Dans une lettre adressée le 3 mai au président de la République, Félix Tshisekedi, à l'occasion de la Journée mondiale de la liberté de la presse, l'Observatoire de la liberté de la presse en Afrique (Olpa) dresse un état des lieux sans complaisance du travail des journalistes et des défenseurs des droits humains dans le pays. Il lui demande d'instituer un organisme public de financement des organisations nationales des droits de l'homme et des mouvements citoyens qu'il propose de nommer Fonds pour la démocratie et les droits de l'homme au Congo (FDDH/RDC).
L'Olpa porte à l'attention du président de la République que dans le pays, les défenseurs de la liberté de la presse en particulier, et des droits de l'homme, en général, travaillent dans la précarité. " L'accès au financement des bailleurs internationaux est difficile sinon inexistant", a-t-il indiqué. Les défenseurs congolais de la liberté de presse, a insisté cette structure, sont à la merci du financement extérieur rarissime. L'Etat congolais ni ses préposés ne se préoccupent nullement de l'appui au travail des défenseurs.

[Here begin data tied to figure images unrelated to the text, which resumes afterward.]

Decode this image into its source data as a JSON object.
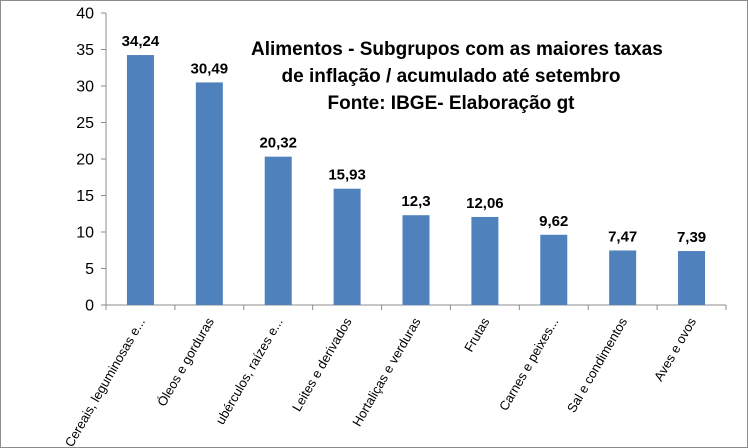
{
  "chart_data": {
    "type": "bar",
    "title_lines": [
      "Alimentos - Subgrupos com as maiores taxas",
      "de inflação / acumulado até setembro",
      "Fonte: IBGE- Elaboração gt"
    ],
    "categories": [
      "Cereais, leguminosas e...",
      "Óleos e gorduras",
      "ubérculos, raízes e...",
      "Leites e derivados",
      "Hortaliças e verduras",
      "Frutas",
      "Carnes e peixes...",
      "Sal e condimentos",
      "Aves e ovos"
    ],
    "values": [
      34.24,
      30.49,
      20.32,
      15.93,
      12.3,
      12.06,
      9.62,
      7.47,
      7.39
    ],
    "value_labels": [
      "34,24",
      "30,49",
      "20,32",
      "15,93",
      "12,3",
      "12,06",
      "9,62",
      "7,47",
      "7,39"
    ],
    "y_ticks": [
      0,
      5,
      10,
      15,
      20,
      25,
      30,
      35,
      40
    ],
    "ylim": [
      0,
      40
    ],
    "grid": false,
    "legend": false,
    "bar_color": "#4F81BD"
  }
}
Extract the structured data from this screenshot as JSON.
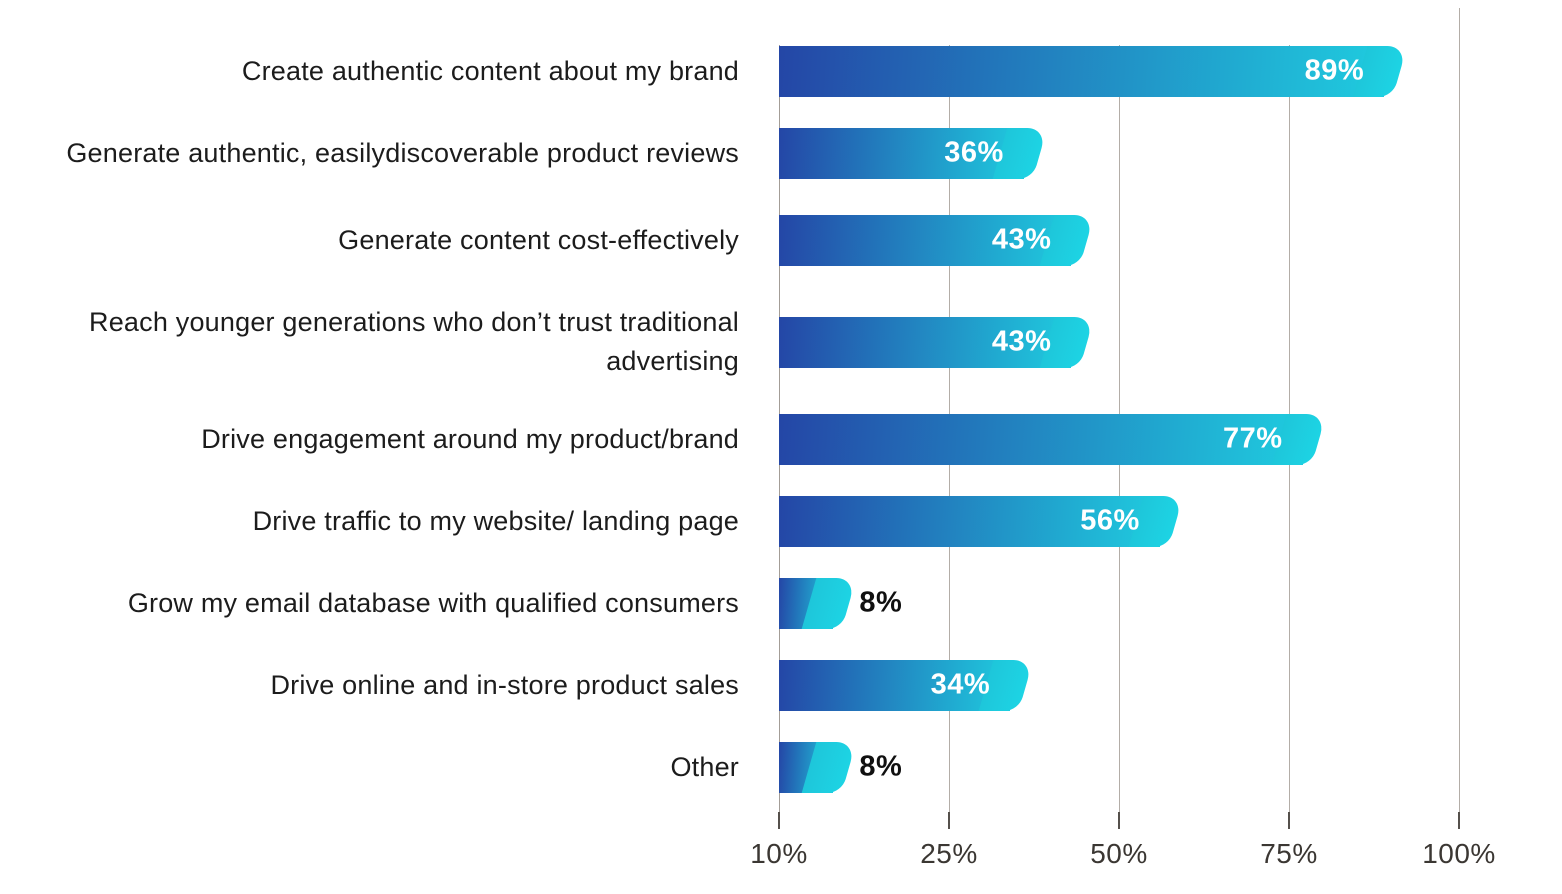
{
  "chart_data": {
    "type": "bar",
    "orientation": "horizontal",
    "title": "",
    "xlabel": "",
    "ylabel": "",
    "grid": "vertical-lines",
    "legend": "none",
    "categories": [
      "Create authentic content about my brand",
      "Generate authentic, easilydiscoverable product reviews",
      "Generate content cost-effectively",
      "Reach younger generations who don’t trust traditional advertising",
      "Drive engagement around my  product/brand",
      "Drive traffic to my website/ landing page",
      "Grow my email database with  qualified consumers",
      "Drive online and in-store  product sales",
      "Other"
    ],
    "values": [
      89,
      36,
      43,
      43,
      77,
      56,
      8,
      34,
      8
    ],
    "value_labels": [
      "89%",
      "36%",
      "43%",
      "43%",
      "77%",
      "56%",
      "8%",
      "34%",
      "8%"
    ],
    "x_tick_labels": [
      "10%",
      "25%",
      "50%",
      "75%",
      "100%"
    ],
    "bar_scale_percent_range": [
      0,
      100
    ],
    "colors": {
      "bar_gradient_start": "#2446a6",
      "bar_gradient_end": "#1fd0e0",
      "value_label_inside": "#ffffff",
      "value_label_outside": "#101010",
      "category_text": "#1c1c1c",
      "tick_text": "#3b3733",
      "gridline": "#b3ada7",
      "tick_mark": "#55504b",
      "background": "#ffffff"
    }
  }
}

Pour l'Olpa, effet, cette donne devra interpeller les dirigeants à apporter un soutien de taille aux défenseurs des droits de l'homme, conformément aux dispositions de l'article 5 de la loi n°23/027 du 15 juin 2023 relative à la protection et à la responsabilité du défenseur des droits de l'homme en RDC. Il pense que les organisations de la société civile (OSC) congolaise, particulièrement les organisations non gouvernementales de défense des droits de l'homme seront très reconnaissantes au chef de l'État, même après la fin de son second et dernier mandat à la tête du pays, si le fonds en leur faveur est créé.
Une situation très sombre
La Journée internationale de la liberté de la presse a été placée cette année sur le thème « La presse au service de la planète : crise environnementale et urgence du journalisme ». En RDC, cela a coïncidé avec les vingt ans d'existence de l'Olpa. « Depuis 20 ans, Olpa et ses membres se vouent régulièrement à la surveillance de la liberté de presse à travers les vingt-six provinces de la RDC. Et cela, grâce à la volonté inébranlable de ses défenseurs qui refusent de capituler face à l'indifférence de l'État vis-à-vis de cette tâche quotidienne de collecte, de traitement et de diffusion des informations inhérentes aux violences subies par le personnel des médias au Congo ainsi que leur renforcement des capacités », a souligné l'Olpa. Il regrette qu'au moment où il saisit le chef de l'État par le biais de sa correspondance, un journaliste croupisse scandaleusement à la prison centrale de Makala, attendant impatiemment le verdict du Tribunal de paix de Kinshasa/Gombe, après avoir passé plusieurs mois en prison sans dossier judiciaire.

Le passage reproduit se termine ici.